O povo e o estado sírios que sempre se postaram ao lado do povo palestino na luta por sua causa justa, durante décadas, apesar dos desafios e do muito que cada cidadão sírio pagou, em termos materiais e emocionais, enfrentando pressões e ameaças, estão onde sempre estiveram e sempre estarão: com os palestinos.

Qualquer tentativa de implicar palestinos nos eventos sírios visa a desviar a atenção que tem de permanecer concertada no inimigo principal. Os palestinos na Síria fazem o que é dever deles, na defesa de sua segunda pátria, como qualquer sírio. Todos somos responsáveis – como estado sírio e como povo sírio – por cumprir o dever que temos com os palestinos, os mesmos que temos com qualquer cidadão sírio.
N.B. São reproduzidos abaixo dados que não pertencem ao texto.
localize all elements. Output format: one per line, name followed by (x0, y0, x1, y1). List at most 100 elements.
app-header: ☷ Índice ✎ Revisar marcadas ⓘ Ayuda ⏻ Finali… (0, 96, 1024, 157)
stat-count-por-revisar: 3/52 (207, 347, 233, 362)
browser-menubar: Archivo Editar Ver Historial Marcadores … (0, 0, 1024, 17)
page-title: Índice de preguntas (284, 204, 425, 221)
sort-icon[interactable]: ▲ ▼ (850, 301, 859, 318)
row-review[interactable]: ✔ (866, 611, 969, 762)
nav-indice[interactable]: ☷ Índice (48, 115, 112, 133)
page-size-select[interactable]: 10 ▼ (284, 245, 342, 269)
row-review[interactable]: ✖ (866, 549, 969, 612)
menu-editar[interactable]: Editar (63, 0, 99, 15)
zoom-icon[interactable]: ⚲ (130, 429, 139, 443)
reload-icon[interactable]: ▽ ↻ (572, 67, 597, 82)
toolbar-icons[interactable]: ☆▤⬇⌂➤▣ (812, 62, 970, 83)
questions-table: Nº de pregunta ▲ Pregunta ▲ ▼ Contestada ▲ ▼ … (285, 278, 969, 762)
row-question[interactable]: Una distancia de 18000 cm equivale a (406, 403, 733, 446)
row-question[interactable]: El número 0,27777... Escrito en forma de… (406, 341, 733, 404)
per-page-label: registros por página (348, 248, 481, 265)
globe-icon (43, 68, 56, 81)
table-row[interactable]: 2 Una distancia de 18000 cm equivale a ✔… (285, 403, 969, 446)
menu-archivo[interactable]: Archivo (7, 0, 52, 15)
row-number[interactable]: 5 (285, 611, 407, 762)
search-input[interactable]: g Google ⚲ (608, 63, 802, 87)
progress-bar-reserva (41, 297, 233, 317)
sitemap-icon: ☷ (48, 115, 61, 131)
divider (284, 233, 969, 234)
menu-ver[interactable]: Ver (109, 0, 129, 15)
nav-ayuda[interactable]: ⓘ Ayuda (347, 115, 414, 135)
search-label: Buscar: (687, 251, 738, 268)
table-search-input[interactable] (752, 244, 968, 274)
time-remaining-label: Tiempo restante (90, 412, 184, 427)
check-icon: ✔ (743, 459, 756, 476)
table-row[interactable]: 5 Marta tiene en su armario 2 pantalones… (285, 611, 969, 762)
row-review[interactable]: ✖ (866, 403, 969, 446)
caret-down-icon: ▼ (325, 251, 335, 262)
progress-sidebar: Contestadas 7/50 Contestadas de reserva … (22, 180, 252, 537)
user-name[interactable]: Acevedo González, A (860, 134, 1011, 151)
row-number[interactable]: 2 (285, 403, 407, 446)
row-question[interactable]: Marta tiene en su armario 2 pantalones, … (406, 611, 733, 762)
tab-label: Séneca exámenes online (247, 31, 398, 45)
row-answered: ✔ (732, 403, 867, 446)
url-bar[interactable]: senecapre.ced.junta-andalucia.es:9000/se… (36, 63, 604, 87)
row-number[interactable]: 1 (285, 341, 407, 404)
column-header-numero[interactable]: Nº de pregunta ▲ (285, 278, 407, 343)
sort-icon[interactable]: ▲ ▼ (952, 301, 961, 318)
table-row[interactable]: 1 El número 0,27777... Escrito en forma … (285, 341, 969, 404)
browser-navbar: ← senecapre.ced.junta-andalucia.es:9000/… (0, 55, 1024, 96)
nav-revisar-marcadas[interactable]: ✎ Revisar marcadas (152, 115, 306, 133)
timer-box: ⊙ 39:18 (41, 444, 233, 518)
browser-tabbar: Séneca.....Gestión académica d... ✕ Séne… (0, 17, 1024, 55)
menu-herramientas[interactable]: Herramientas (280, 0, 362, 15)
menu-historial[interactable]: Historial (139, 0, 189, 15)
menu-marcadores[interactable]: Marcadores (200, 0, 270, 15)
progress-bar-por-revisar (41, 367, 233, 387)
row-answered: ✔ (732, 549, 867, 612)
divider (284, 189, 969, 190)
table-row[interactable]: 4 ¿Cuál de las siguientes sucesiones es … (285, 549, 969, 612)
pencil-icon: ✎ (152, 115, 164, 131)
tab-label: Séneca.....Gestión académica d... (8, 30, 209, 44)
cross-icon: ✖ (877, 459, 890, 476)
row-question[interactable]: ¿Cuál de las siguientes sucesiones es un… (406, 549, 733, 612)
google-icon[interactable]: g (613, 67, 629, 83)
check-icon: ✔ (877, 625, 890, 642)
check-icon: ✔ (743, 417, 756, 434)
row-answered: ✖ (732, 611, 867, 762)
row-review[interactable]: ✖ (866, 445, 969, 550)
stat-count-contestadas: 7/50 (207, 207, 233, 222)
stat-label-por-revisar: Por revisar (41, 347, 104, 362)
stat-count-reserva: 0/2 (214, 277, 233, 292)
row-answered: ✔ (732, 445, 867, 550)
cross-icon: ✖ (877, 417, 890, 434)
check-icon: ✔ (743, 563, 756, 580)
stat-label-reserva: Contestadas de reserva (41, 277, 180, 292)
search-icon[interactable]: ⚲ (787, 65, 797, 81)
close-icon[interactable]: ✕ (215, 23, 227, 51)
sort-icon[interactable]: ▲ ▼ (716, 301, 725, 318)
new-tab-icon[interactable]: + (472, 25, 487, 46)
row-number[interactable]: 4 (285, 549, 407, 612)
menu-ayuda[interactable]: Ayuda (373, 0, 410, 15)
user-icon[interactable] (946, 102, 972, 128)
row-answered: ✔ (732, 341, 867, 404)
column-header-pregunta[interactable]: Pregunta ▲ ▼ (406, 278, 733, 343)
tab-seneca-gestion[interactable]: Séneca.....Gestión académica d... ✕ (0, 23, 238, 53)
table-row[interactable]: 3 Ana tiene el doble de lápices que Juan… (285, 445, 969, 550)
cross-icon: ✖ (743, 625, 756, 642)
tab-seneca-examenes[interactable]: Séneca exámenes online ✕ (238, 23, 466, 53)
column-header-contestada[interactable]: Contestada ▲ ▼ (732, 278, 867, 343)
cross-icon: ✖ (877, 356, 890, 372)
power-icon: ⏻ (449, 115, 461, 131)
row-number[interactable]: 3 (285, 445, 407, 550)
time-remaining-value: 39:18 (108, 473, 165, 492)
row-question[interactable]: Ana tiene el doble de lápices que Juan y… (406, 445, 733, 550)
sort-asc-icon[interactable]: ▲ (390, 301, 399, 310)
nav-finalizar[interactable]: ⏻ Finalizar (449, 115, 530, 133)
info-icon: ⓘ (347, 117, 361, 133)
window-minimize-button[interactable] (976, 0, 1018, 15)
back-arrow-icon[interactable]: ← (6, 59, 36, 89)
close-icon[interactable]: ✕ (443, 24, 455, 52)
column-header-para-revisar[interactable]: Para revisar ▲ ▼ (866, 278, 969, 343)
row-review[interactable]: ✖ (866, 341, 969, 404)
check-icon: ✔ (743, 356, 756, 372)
Saúdo os palestinos honestos que valorizam as posições sírias e não veem a Síria como hotel de passagem, que podem trocar por melhor, se as condições endurecem.

Irmãs e irmãos,

Apesar de tudo quanto se planejou contra a Síria, de tudo que tem sido feito contra a Síria, por quem vive próximo de nós, antes do que fizeram os que vivem longe de nós, nada nos fará mudar. Para os sírios, nada há, mais precioso que a Síria.

Nossa resistência, uma luta que está próxima de completar dois anos, diz ao mundo que a Síria não é fácil de matar. Que o povo sírio não se deixa humilhar. A Síria não cairá. Resistir é coisa que aprendemos ao longo de gerações e geração. Somos o que somos e continuaremos a ser o que somos. Vamos de mãos dadas, apesar das feridas, levando a Síria rumo a futuro melhor, mais forte, mais brilhante. Continuaremos. Não nos assustam com suas armas, nem nos intimidam com seu ódio, porque o direito está do nosso lado. E Deus jamais abandona os que andem ao lado do direito.